After contracting in the last two successive months, India’s Index of Industrial Production, or IIP, with base 2004-05, growth rate for January rebound to 2.4 percent year-over-year, mainly due to increase in production of electricity, manufacturing, basic goods and intermediate goods sectors.
Data released by the Central Statistical Organization of the Ministry of Statistics & Program Implementation on Tuesday showed that the IIP for January had a 2.4 percent growth, compared to 1.0 percent for the corresponding month last year.
Cumulative index of industrial production for April-January of the current fiscal (with base year 2004-05) stood at 1.0 percent, down from the 3.4 percent in the corresponding period of last fiscal.
Manufacturing sector’s growth rate in January, with a weightage of 75.53 percent, witnessed a 2.7 percent growth, up from 1.1 percent in the corresponding month in 2012. Power sector also witnessed a 6.4 percent growth, up from the 3.2 percent in January 2012, while Mining sector witnessed a negative growth of 2.9 percent, compared to a negative growth of 2.1 percent in January 2012.
Meanwhile, the data kept the estimated growth rate for December revised slightly downward to negative 0.5 percent from a contraction of 0.6 percent, as per the provisional estimates released earlier.
In terms of industries, 11 of the 22 industry groups showed a positive growth in January, compared to the corresponding month in 2012.
As per the use-based classification, capital goods sector growth recorded a negative growth of 1.8 percent, compared to a negative growth of 2.7 percent in January 2012.
In January, the growth rate of basic goods expanded to 3.4 percent from the 1.9 percent for the same month in January 2012, while intermediate goods witnessed a positive growth of 2.0 percent, compared to a negative growth of 2.5 percent for the corresponding month in 2012.
In January, growth rate of consumer durables sector was negative at 0.9 percent, compared to a negative growth of 7.5 percent a year earlier, whereas non-durables growth contracted to 5.3 percent from the 10.6 percent for the same month in 2012. As such, growth rate of overall consumer goods expanded to 2.8 percent from the 2.5 percent witnessed in January 2012.
India’s eight core industries growth having a combined weightage of 37.90 percent in the IIP expanded to 3.9 percent in January from the 2.2 percent in January 2012 and from the previous month’s 2.5 percent, despite negative growth witnessed in the production of crude oil, natural gas, fertilizers and cement.

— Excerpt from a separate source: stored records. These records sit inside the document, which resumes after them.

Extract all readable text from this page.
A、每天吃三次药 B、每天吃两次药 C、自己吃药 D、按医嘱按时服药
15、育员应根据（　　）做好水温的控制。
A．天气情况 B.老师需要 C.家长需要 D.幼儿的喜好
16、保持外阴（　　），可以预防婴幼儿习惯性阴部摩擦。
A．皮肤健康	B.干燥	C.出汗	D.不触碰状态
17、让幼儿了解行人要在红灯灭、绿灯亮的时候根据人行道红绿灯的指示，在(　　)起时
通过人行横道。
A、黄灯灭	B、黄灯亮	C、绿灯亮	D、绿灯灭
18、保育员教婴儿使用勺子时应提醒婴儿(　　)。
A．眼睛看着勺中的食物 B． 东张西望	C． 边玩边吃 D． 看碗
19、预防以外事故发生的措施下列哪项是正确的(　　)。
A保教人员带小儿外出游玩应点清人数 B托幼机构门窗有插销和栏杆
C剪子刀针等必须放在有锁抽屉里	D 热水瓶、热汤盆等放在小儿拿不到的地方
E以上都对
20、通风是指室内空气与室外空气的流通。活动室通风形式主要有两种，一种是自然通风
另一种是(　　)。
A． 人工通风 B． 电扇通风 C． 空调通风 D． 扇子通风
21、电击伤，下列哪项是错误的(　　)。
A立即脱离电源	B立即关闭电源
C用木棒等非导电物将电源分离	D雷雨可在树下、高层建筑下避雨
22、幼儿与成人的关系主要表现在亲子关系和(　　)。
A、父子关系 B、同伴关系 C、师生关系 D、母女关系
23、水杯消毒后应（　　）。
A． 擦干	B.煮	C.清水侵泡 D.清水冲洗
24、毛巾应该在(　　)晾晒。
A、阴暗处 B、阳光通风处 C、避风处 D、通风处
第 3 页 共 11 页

The Reserve Bank of India cut its key policy rate for the first time in nine months in January, but said any further policy easing would depend on how inflation and the fiscal deficit is controlled.
HSBC manufacturing PMI surveys also showed that domestic orders have boosted Indian factory activity so far this year, however weak global demand has hurt exports.
The World Bank President, who is on a three-day visit to India, on Monday said the Indian economy would soon get back to high growth path of six percent next fiscal and more thereafter, backing the government’s assessment presented in the budget. The Economic Survey has projected a growth in 2013-14 in the range of 6.1 percent to 6.5 percent.
To support growth the Indian government last week unveiled a surge in spending and imposed new taxes on the rich and large companies.